Six Design principles

Single responsibility principle

Richter’s substitution principle

Dependency inversion principle

Interface Isolation Principle

Demeter’s rule

Open and closed principle

define

One object should know as little as possible about other objects.

The sample

Tom and David are friends, and David and Eva are friends. If Tom wants to be friends with Eva, he must know her through David.

The sample a

public class Tom { public void play(David david){ david.play(); } public void play(Eva eva) { eva.play(); }} public class David {public void play(){system.out.println (" make friends with David "); }} public class Eva {public void play(){system.out.println (" make friends with Eva "); } } public class Test { public static void main(String[] args) { Tom tom = new Tom(); David david = new David(); Eva eva = new Eva(); tom.play(david); tom.play(eva); }}Copy the code

This example implementation is friends with Eva, but Tom is directly associated with Eva.

Example 2

public class Tom { public void play(David david){ david.play(); Eva eva = david.leadEva(); eva.play(); }} public class David {public void play(){system.out.println (" make friends with David "); } public Eva leadEva() {system.out.println (" leadEva "); Eva eva = new Eva(); return eva; }} public class Eva {public void play(){system.out.println (" make friends with Eva "); } } public class Test { public static void main(String[] args) { Tom tom = new Tom(); David david = new David(); tom.play(david); }}Copy the code

In this scheme, David and Eva become friends, but Tom contains the reference to Eva, which does not conform to Demeter’s rule.

Example 3

public class Tom { private David david; public David getFriend() { return david; } public void setFriend(David david) { this.david = david; } public void play(David david){ david.play(); }} public class David {public void play(){system.out.println (" make friends with David "); playWithStranger(); } public void playWithStranger() { Eva eva = new Eva(); eva.play(); }} public class Eva {public void play(){system.out.println (" make friends with Eva "); } } public class Test { public static void main(String[] args) { Tom tom = new Tom(); David david = new David(); tom.setFriend(david); tom.play(david); }}Copy the code

This program has no connection with Eva, and we become friends.

Example 4

Define an abstraction for Eva in combination with the dependency inversion principle.

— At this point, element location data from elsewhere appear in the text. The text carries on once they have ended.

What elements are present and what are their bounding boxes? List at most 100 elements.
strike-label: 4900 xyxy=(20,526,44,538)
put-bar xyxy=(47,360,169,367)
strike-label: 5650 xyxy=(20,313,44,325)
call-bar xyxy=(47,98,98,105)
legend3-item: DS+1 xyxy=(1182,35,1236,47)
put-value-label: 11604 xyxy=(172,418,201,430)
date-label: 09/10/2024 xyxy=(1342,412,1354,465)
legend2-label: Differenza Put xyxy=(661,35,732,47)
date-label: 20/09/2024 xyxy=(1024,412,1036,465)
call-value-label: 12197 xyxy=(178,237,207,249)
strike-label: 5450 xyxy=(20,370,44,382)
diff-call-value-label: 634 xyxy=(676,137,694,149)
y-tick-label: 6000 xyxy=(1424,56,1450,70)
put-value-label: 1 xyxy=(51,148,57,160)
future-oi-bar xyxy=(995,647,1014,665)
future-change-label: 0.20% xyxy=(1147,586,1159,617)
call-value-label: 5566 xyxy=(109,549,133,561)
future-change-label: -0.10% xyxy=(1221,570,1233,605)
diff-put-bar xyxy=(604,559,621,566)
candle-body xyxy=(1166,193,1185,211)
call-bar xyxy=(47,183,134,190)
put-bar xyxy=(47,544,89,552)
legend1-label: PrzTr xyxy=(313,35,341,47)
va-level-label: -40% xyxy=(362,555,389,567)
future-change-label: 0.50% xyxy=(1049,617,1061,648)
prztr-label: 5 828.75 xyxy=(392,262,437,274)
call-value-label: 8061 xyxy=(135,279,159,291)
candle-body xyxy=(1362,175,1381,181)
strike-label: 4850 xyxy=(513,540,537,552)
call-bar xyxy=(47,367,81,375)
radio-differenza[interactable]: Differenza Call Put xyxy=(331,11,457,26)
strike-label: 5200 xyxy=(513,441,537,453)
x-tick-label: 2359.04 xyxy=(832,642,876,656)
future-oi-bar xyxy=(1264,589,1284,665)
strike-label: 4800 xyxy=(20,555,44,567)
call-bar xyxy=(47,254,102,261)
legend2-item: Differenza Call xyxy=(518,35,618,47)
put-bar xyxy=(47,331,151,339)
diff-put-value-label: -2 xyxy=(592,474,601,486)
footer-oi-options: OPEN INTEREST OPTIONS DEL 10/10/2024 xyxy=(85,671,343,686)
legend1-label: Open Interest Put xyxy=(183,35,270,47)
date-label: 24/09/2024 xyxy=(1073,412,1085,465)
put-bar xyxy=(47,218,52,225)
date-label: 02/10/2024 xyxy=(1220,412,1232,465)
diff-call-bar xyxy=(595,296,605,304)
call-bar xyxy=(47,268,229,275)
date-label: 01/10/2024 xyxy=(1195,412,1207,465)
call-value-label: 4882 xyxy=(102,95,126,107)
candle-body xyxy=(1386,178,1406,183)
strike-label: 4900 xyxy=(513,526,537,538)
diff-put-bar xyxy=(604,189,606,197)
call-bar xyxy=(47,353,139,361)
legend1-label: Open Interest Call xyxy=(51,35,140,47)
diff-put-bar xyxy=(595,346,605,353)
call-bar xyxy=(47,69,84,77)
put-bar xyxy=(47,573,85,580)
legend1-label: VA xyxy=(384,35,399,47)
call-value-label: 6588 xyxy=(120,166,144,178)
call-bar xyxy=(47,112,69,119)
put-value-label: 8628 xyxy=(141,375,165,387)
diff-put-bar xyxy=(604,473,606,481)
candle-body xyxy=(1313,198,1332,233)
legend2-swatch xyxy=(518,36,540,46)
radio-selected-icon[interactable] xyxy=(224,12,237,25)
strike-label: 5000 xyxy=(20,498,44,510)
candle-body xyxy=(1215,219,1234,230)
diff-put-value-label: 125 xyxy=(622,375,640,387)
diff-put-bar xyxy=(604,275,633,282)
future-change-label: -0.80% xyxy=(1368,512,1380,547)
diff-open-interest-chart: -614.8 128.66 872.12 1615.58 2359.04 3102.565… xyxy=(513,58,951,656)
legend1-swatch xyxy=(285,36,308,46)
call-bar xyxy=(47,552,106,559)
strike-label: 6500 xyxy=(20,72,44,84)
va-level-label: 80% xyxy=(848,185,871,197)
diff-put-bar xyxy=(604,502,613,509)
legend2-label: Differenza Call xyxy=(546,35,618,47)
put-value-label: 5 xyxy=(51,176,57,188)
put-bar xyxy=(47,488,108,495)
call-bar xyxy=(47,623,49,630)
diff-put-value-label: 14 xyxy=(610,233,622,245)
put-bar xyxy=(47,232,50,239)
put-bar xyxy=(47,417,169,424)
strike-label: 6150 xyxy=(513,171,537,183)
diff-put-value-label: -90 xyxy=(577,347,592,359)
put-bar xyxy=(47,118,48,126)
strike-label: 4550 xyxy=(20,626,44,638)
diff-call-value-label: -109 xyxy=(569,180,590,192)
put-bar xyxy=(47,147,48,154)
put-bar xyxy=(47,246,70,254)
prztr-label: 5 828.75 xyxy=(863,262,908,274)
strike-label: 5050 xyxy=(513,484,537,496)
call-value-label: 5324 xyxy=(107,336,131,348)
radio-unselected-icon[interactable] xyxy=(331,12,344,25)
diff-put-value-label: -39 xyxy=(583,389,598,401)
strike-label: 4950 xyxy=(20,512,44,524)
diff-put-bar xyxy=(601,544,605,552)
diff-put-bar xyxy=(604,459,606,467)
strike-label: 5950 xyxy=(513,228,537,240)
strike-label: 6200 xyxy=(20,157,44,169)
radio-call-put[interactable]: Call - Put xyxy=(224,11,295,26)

public class Tom { private David david; private Eva eva; public Tom(David david, Eva eva) { this.david = david; this.eva = eva; } public David getDavid() { return david; } public void setDavid(David david) { this.david = david; } public Eva getEva() { return eva; } public void setEva(Eva eva) { this.eva = eva; } public void play(){ david.play(); eva.play(); }} public class David {public void play(){system.out.println (" make friends with David "); } } public abstract class AbstractEva { public abstract void play(); } public class Eva extends AbstractEva {public void play(){system.out.println (" make friends with Eva "); } } public class Test { public static void main(String[] args) { Tom tom = new Tom(new David(), new Eva()); tom.play(); }}Copy the code

What Tom communicates directly with is the abstract superclass of Eva, which is not directly related to the concrete implementation of Eva, so it conforms to Demeter’s law.

conclusion

The core concept of Demeter’s law is decoupling and weak coupling between classes. Only after the weak coupling, the reuse rate of classes can be improved. However, this will also reduce the communication efficiency between different modules of the system, and make it difficult to coordinate between different modules of the system.